Türkiyede ortaöğretimin, özellikle de liselerin, 1950lerle beraber gelip girdiği ve bugün de süren bir çıkmazı şudur: Tarih, felsefe, sosyoloji, edebiyat ve sanat gibi kültürün temel konularında, gençlere -hemen hemen- hiçbir şey verilmiyor; öğrencilerin kafalarına yalan yanlış, abuk subuk, ipe sapa gelmez birtakım şeyler tıkıştırılıyor.
Egemen sınıfların bir oyunudur bu!
Amaç da ne yapıp edip gençlerin uyanmasını engellemektir.
İşler öylesine tezgahlanıyor ki, daha liseden başlayarak gençlerin gözlerinin önüne bir duman perdesi çekiliyor; içinde yaşadıkları çağa ve topluma yabancılaştırılıyor.

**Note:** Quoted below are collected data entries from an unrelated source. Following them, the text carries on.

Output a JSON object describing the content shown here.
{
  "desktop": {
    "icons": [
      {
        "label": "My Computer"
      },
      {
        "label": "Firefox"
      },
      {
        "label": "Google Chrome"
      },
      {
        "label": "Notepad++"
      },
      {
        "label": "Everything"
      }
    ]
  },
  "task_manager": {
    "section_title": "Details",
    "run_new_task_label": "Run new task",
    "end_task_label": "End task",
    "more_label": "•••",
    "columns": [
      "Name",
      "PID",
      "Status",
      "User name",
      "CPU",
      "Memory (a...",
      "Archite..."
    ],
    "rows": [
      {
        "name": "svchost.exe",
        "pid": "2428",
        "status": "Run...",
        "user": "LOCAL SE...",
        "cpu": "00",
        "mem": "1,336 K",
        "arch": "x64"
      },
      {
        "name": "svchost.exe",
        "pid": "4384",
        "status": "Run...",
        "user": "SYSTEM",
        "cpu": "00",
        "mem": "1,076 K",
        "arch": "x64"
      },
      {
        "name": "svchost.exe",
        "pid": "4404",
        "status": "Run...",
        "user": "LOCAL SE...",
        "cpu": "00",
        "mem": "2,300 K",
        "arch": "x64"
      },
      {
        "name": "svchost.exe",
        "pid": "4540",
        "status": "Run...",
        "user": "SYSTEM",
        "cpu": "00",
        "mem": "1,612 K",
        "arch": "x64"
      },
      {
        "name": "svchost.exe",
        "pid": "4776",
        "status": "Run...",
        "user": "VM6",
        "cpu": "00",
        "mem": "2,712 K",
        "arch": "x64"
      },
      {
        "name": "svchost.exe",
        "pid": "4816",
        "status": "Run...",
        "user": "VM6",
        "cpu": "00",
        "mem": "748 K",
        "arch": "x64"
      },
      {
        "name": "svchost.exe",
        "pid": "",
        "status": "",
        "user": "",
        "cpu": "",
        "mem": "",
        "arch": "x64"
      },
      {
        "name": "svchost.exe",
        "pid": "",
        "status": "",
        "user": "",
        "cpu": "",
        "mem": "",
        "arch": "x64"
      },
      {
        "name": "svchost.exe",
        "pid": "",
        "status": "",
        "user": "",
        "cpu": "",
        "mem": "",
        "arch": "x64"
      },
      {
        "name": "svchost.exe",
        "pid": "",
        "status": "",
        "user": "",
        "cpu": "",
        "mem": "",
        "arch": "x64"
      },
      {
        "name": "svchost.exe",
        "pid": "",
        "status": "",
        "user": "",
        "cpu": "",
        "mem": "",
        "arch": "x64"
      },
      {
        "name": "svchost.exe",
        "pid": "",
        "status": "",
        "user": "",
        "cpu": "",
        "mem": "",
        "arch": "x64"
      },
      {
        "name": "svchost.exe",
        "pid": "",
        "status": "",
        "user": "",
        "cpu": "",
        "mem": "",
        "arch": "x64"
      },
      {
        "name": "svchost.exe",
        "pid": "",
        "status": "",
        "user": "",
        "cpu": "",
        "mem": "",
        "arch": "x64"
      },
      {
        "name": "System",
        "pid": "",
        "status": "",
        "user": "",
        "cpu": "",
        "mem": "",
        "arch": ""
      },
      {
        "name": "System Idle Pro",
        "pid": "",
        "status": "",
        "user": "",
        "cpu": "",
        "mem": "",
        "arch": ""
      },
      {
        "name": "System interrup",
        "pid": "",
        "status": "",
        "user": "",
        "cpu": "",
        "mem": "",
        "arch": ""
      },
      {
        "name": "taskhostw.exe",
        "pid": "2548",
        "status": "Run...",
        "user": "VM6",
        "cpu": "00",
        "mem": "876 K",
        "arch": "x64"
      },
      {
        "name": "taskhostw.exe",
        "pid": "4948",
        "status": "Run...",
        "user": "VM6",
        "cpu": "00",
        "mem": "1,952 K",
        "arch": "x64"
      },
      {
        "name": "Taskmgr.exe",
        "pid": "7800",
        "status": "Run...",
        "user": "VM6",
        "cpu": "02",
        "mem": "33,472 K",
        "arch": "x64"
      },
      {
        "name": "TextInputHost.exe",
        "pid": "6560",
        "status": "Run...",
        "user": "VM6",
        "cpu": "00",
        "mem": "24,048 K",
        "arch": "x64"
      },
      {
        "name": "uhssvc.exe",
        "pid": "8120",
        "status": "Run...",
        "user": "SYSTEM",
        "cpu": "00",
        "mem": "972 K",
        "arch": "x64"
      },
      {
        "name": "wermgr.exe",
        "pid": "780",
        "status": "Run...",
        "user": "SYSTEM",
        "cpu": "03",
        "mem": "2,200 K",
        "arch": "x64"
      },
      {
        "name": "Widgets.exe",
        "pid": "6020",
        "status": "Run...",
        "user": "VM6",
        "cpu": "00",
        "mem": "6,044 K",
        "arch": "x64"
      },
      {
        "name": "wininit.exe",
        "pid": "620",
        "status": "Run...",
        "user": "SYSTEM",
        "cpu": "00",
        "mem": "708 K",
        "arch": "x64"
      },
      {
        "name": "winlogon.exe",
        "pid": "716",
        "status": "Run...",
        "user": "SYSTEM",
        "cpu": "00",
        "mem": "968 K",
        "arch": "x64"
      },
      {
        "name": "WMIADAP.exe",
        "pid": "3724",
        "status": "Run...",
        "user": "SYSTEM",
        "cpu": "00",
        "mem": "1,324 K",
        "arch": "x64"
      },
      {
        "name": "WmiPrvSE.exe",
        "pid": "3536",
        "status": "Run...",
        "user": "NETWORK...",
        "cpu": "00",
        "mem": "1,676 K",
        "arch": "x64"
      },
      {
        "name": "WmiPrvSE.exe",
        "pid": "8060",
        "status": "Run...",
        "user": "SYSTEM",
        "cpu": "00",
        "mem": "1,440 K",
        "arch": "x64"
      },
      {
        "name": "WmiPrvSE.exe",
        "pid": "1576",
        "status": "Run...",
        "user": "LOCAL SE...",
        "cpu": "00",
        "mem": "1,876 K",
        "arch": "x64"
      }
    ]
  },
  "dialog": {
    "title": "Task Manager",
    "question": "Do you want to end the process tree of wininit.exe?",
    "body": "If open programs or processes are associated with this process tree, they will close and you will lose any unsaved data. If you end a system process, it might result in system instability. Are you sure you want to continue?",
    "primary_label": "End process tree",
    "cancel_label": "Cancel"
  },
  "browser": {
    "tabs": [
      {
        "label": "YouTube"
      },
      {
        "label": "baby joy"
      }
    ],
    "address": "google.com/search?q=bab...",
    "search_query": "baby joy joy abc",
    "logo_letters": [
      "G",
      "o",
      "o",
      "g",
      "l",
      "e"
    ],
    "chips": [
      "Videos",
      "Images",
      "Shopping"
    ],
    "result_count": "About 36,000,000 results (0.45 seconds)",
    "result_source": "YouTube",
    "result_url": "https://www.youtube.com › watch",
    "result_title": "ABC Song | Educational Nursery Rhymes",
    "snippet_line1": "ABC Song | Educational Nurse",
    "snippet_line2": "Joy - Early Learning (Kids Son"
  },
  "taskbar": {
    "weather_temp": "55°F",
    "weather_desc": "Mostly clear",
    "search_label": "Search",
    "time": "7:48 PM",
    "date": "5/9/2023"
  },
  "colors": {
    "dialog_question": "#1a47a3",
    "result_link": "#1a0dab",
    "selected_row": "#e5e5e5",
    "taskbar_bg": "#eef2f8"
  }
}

Liselerden üniversite ya da yüksekokullara bu durumda gelen öğrencilerle bir kültürel diyalog kurabiliyor ve bir kör dövüşü dür gidiyor. Bu kitap, işte bu oyunu bozmak için yazıldı. Söyleyeceklerini de, bir uygarlık tarihi nin zemininde ve çağdaş tarih in çerçevesi içinde söylüyor.
Tek kelimeyle çağını tanıtarak.
Kültür; çağını tanıtıp bilinçlendirmiyorsa, laf yığınıdır.